De plus, le parallélisme avec les « masses d’eau fortement modifiées » pour lesquelles l’atteinte du bon état écologique n’est pas obligatoire dans le cadre de la DCE ne serait pas adapté selon votre rapporteure. En effet, une zone humide, même fortement modifiée, possède des fonctionnalités déterminantes telles que l’absorption d’eau ou le stockage du carbone justifiant sa préservation. Si une zone humide est dégradée, et assure des services écologiques moindres, elle est néanmoins connectée à un réseau hydrographique et à d’autres masses d’eau. La dégrader davantage crée un risque pour les zones humides et masses d’eau limitrophes ou connectées.
Votre rapporteure met par ailleurs en garde sur les effets pervers que permettrait l’adoption de cette disposition. Ne pas soumettre à autorisation ou déclaration, ainsi qu’aux obligations de compensation des opérations sur des zones humides fortement modifiées créerait un effet d’incitation à la dégradation des zones humides. En d’autres termes, dégrader faiblement une zone humide conforterait le droit de la dégrader totalement et de s’affranchir de toute obligation de compensation écologique.

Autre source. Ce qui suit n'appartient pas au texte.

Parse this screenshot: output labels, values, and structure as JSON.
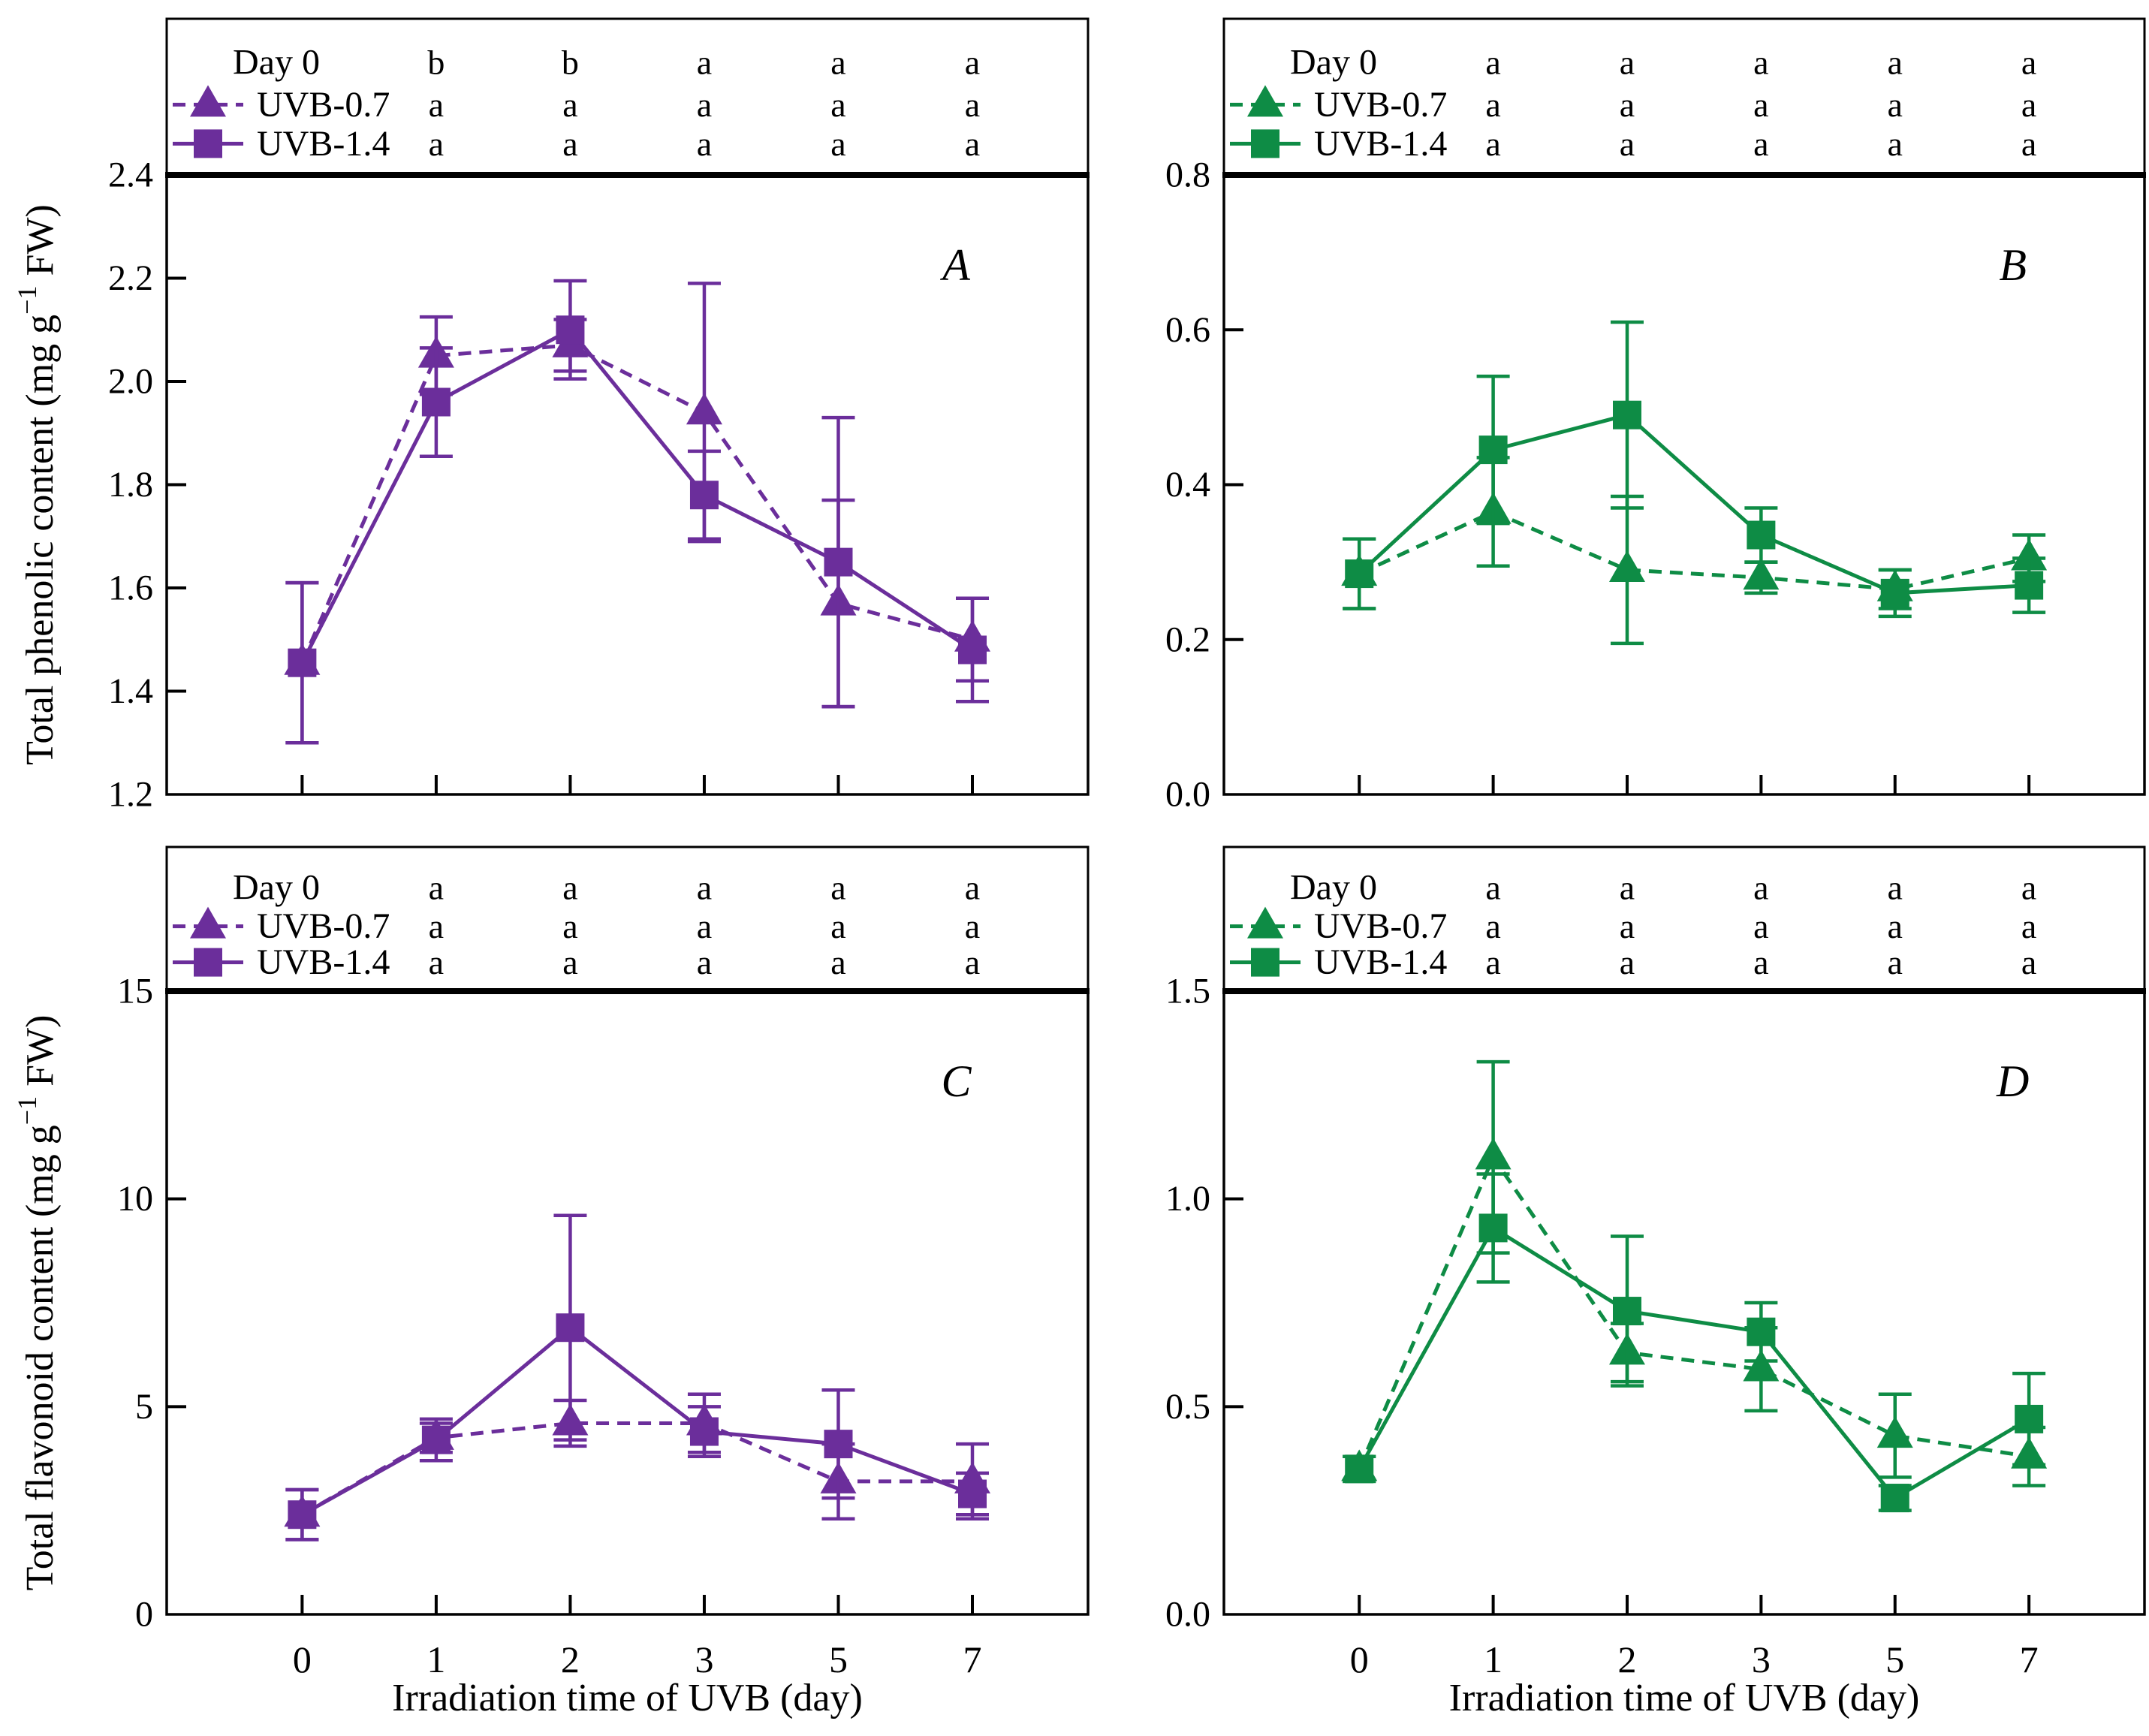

Votre rapporteure rappelle enfin que la priorité en ce qui concerne les zones humides modifiées est leur restauration, selon le principe de non-régression et les objectifs et obligations du règlement (UE) 2024/1991 du Parlement européen et du Conseil du 24 juin 2024 relatif à la restauration de la nature et modifiant le règlement (UE) 2022/869. L’article 11 de ce dernier fixe notamment l’objectif de restauration de 30 % des surfaces de sols organiques agricoles constitués de tourbières drainées d’ici 2030, dont un quart doit être remis en eau. Par ailleurs, la DCE fixe en son article 1er l’objectif de prévenir toute dégradation supplémentaire des zones humides. L’article 5 de cette proposition de loi augmenterait ainsi les risques de contentieux avec le droit de l’Union Européenne. La dégradation des zones humides est également contraire à la Stratégie Nationale Biodiversité 2030 dont l’axe 2 « Restaurer la biodiversité dégradée partout où c’est possible » prévoit de restaurer 50 000 ha de zones humides. Les zones humides modifiées sont un potentiel de restauration pour l’atténuation et l’adaptation au changement climatique, ainsi que la préservation de la biodiversité et de notre ressource en eau.
Enfin, votre rapporteure souligne que l’article ainsi rédigé inscrirait dans une fausse opposition l’agriculture et la préservation des zones humides. D’une part, les zones humides fournissent des services essentiels à la production agricole, telles que le stockage de l’eau et l’abreuvement des bêtes dans les prairies humides. Les récents épisodes d’inondations dans le nord de la France rappellent l’importance fondamentale des zones humides pour diminuer les effets des évènements extrêmes et réduire les dégâts et les pertes agricoles. D’autre part, les pratiques agricoles compatibles avec le maintien des zones humides existent, qu’il s’agisse du pâturage extensif comme d’agriculture vivrière.